The Eclipse documentation does not recommend to continue an automated refactoring that has reported an ERROR. In other words, designers of the Eclipse refactoring tool expected the programmers to cancel the refactoring, change the code to satisfy the preconditions of the refactoring tool, and reinvoke the tool. However, when we analyzed the data that CodingSpectator had captured from our participants, we realized that our participants had continued 66% of the automated refactorings that had reported some ERROR. This result casts doubt on the priority of behavior-preservation in the design of refactoring tools. So, we asked our participants to explain why they usually continued automated refactorings when the tool didn't give any behavior-preservation guarantees. Our interviewees told us that they found it easier to continue the refactoring and fix the potential problems manually than to cancel the refactoring and reconfigure and reinvoke the tool. They told us that they usually relied on visual inspection, the compiler, and to a lesser extent on automated tests to verify the correctness of such refactorings. Most of the automated refactorings that our participants performed affected a narrow piece of the code, and our interviewees said that their quick checks were usually enough to validate and correct such small changes. Some of our interviewees even told us that they sometimes relied on the compiler to perform a refactoring step-by-step. For example, to rename a variable, they changed one occurrence of the variable and examined the resulting compilation problems one by one to update all other references. It might be slower and more error-prone to perform a refactoring manually. However, our interviewees told us that they sometimes performed a refactoring manually with the assistance of the incremental compiler to fully control and review it.

In summary, there has been always an emphasis on the behavior-preservation property of refactorings and refactoring tools. Intuitively, one would expect programmers to adopt behavior-preserving transformations more easily because they are less likely to break the program. Nevertheless, we found that programmers usually continue to use automated refactorings even when they are not strictly behavior-preserving. Our interviewees told us that sometimes a sequence of non-behavior-preserving changes led to less configuration and more predictability and control of a refactoring operation.
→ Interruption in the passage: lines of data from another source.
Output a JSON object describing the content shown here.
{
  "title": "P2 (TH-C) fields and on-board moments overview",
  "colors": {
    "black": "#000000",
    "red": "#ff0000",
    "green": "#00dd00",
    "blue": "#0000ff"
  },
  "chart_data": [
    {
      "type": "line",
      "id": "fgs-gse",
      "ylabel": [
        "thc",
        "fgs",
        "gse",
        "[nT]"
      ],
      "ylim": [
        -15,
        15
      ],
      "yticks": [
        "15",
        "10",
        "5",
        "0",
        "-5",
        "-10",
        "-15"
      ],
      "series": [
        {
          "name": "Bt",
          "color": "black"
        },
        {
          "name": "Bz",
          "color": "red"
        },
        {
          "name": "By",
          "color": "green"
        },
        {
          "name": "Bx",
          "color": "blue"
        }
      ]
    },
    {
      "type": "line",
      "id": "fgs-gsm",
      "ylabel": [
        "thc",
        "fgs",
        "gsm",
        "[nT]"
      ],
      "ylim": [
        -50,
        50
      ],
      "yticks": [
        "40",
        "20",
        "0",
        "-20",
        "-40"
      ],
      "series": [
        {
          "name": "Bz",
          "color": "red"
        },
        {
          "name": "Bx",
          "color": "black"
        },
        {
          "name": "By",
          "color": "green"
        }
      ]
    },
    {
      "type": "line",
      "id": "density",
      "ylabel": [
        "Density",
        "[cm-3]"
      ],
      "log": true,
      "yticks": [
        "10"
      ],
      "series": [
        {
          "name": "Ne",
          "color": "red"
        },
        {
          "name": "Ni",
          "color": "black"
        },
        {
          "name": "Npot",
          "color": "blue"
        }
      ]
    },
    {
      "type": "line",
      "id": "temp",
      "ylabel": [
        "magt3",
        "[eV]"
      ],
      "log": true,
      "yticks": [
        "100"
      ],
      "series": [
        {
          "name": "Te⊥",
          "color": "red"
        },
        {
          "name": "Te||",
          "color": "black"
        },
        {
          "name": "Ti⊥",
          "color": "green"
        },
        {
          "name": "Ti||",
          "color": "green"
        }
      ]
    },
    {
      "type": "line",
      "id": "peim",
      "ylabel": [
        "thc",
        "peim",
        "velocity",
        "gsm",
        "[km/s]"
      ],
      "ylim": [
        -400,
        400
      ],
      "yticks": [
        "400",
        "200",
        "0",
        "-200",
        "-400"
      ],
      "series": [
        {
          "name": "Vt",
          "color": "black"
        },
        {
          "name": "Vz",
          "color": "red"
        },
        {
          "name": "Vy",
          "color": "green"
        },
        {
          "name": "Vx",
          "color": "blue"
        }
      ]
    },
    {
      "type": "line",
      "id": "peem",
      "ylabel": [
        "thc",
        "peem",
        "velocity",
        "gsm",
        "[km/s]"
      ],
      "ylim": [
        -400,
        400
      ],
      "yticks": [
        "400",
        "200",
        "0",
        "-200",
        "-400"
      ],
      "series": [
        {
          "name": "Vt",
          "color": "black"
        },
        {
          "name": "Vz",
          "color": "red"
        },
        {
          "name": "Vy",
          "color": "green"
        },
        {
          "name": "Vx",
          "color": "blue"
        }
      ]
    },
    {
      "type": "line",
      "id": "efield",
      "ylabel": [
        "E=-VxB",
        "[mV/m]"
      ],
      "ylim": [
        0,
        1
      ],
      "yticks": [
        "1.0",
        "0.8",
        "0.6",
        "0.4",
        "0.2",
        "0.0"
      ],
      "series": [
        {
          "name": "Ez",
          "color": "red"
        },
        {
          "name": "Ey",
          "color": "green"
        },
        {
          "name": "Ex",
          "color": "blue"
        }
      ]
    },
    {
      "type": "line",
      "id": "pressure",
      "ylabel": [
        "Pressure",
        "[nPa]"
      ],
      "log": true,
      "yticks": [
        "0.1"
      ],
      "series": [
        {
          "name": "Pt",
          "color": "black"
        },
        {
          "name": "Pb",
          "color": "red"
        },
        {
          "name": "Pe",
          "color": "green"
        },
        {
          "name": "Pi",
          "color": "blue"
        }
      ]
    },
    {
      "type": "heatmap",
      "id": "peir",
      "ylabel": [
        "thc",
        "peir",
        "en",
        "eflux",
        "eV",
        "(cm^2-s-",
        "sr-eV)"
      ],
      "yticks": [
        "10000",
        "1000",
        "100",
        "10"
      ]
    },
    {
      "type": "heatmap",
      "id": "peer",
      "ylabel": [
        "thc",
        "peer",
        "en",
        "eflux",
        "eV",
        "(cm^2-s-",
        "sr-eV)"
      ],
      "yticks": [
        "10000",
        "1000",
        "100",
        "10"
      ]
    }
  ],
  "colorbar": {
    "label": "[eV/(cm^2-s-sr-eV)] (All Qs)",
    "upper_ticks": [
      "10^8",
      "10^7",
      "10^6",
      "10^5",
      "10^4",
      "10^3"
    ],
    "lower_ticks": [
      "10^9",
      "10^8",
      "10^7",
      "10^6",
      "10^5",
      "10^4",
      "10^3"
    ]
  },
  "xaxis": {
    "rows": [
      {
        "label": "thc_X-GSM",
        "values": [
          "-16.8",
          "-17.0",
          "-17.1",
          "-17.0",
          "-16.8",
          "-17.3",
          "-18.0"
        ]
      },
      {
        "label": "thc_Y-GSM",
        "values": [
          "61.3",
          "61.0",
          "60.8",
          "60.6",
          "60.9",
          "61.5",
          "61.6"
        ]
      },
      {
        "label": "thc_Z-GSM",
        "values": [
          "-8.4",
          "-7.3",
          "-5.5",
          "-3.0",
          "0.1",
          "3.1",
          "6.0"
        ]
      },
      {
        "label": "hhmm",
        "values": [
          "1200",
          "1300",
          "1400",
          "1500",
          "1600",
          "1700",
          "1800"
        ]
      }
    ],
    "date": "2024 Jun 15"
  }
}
Our results suggest that more flexible tools that are not too strict about behavior preservation might lead to better refactoring experience. Hopefully, refactoring tools that are easier to predict and give more control to the programmer will encourage programmers to use automated tools more frequently, especially for complex changes. Moreover, since programmers seem to tolerate non-behavior-preservation to some extent, they might be even willing to use tools that automate non-behavior-preserving transformations. In other words, behavior-preservation is not the only factor that determines programmers' use of program transformation tools. Our study identified many other factors, e.g., awareness, naming, invocation method, predictability, and configuration. By carefully considering all these factors in the design of our tools, we might be even able to go beyond behavior-preserving transformations and build usable tools that automate more complex and non-behavior-preserving transformations.